The clever design separates an enzyme and a cofactor essential for successful reactions on separate arms of the tweezer-like instrument. Enzyme function is inhibited when the tweezers are in their open position and the two molecules are held apart. Enzyme activation takes place when the tweezer prongs close, bringing enzyme and cofactor in contact. (The closing of the tweezers occurs when a specific DNA sequence is added, altering the thermodynamics of the system and causing a conformational change in the structure.)
The current study explores reactions in regulatory enzymes – multitasking entities that are important for modulating biochemical pathways. Regulatory enzymes, which can catalyze reactions over and over again, accomplish their feats by binding with biomolecular cofactors. (Hormone production and regulation are just one example of regulatory enzyme activity.)

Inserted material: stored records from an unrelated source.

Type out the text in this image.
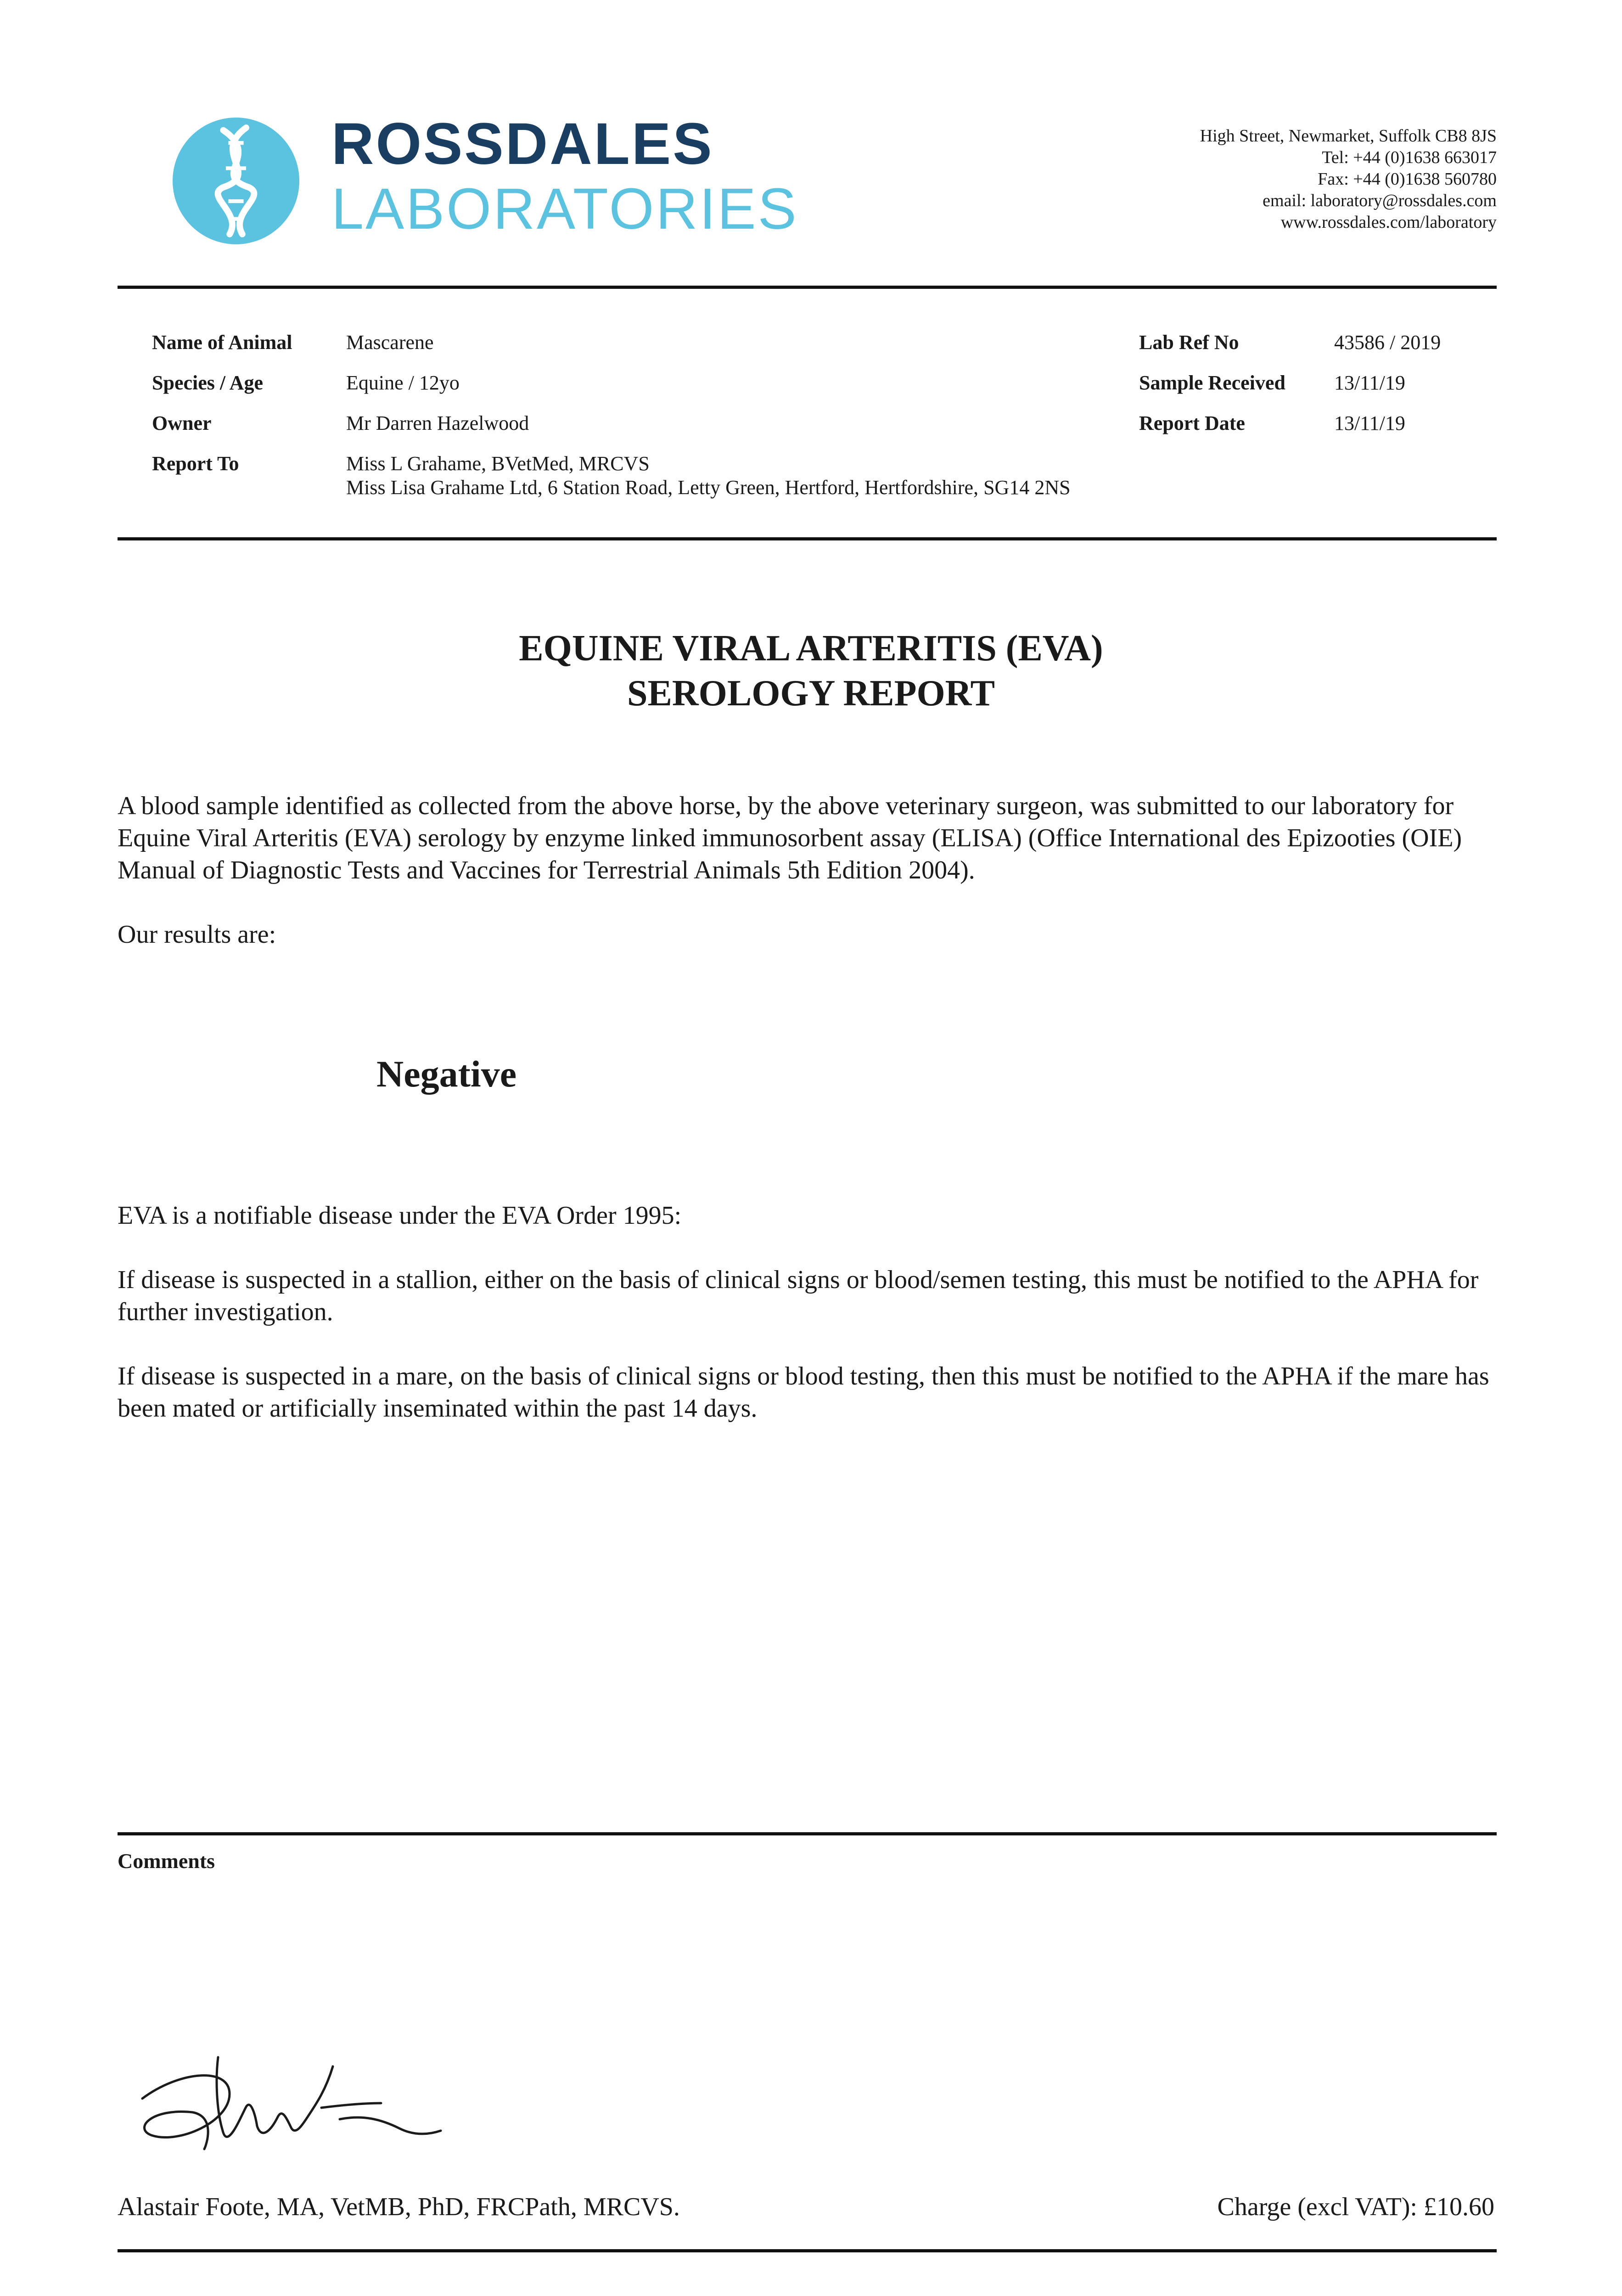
ROSSDALES
LABORATORIES
High Street, Newmarket, Suffolk CB8 8JS
Tel: +44 (0)1638 663017
Fax: +44 (0)1638 560780
email: laboratory@rossdales.com
www.rossdales.com/laboratory
Name of Animal	Mascarene
Species / Age	Equine / 12yo
Owner	Mr Darren Hazelwood
Report To	Miss L Grahame, BVetMed, MRCVS
Miss Lisa Grahame Ltd, 6 Station Road, Letty Green, Hertford, Hertfordshire, SG14 2NS
Lab Ref No	43586 / 2019
Sample Received 13/11/19
Report Date	13/11/19
EQUINE VIRAL ARTERITIS (EVA)
SEROLOGY REPORT
A blood sample identified as collected from the above horse, by the above veterinary surgeon, was submitted to our laboratory for Equine Viral Arteritis (EVA) serology by enzyme linked immunosorbent assay (ELISA) (Office International des Epizooties (OIE) Manual of Diagnostic Tests and Vaccines for Terrestrial Animals 5th Edition 2004).
Our results are:
Negative
EVA is a notifiable disease under the EVA Order 1995:
If disease is suspected in a stallion, either on the basis of clinical signs or blood/semen testing, this must be notified to the APHA for further investigation.
If disease is suspected in a mare, on the basis of clinical signs or blood testing, then this must be notified to the APHA if the mare has been mated or artificially inseminated within the past 14 days.
Comments
Alastair Foote, MA, VetMB, PhD, FRCPath, MRCVS.	Charge (excl VAT): £10.60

In a series of experiments, the group was able to externally control the inhibition and activation of the enzyme through successive cycles. The authors stress that the nanoreactor tweezers could be used to regulate other types of enzymes and their control could be further refined by means of feedback and feed-forward loops.
Engineering nanostructures from the bottom up, using DNA as a construction material, affords researchers exacting control over the resulting geometry. Previously, Yan has created nanostructures in two- and three-dimensions, ranging from flat shapes to bowls, baskets, cages, Möbius strips and a spider-like autonomous walker.
In the tweezer design, a pair of 14 nm arms is connected at their ends by means of a 25 nucleotide single strand of DNA. This strand controls the opening and pinching of the tweezers, much the way a spring acts in a pair of gardening shears.
Two types of complementary sequence strands interact with this component, either forming a rigid DNA double helix, which supports the tweezers in their open position (set strands), or disabling the structural support and closing the tweezers (fuel strands).
Two techniques were used to measure and analyze the resulting structures with nanoscale precision: Fluorescence Resonance Energy Transfer (FRET) and Atomic Force Microscopy. Experiments demonstrated a high yield for enzyme-bound tweezers and successful switching between open and closed states was observed. The use of FRET allowed the process to be monitored in real time.
Lengthening the cofactor linker dangling from one of the tweezer’s arms enhanced successful opening and closing of the enzyme tweezers. Analysis revealed a 5-fold increase in enzymatic activity in the closed state, compared with the open state. The study also demonstrated durability in the tweezers, which were able to cycle between the open and closed positions nine times without losing structural integrity. The process was only limited by the accumulation of set strands and fuel strands.
Future work will explore similar responsive enzyme nanodevices capable of selective chemical amplification, with potentially broad impacts for medical diagnostics. Nanoreactors may also be applied as precision biocatalysts for the production of useful chemicals and smart materials.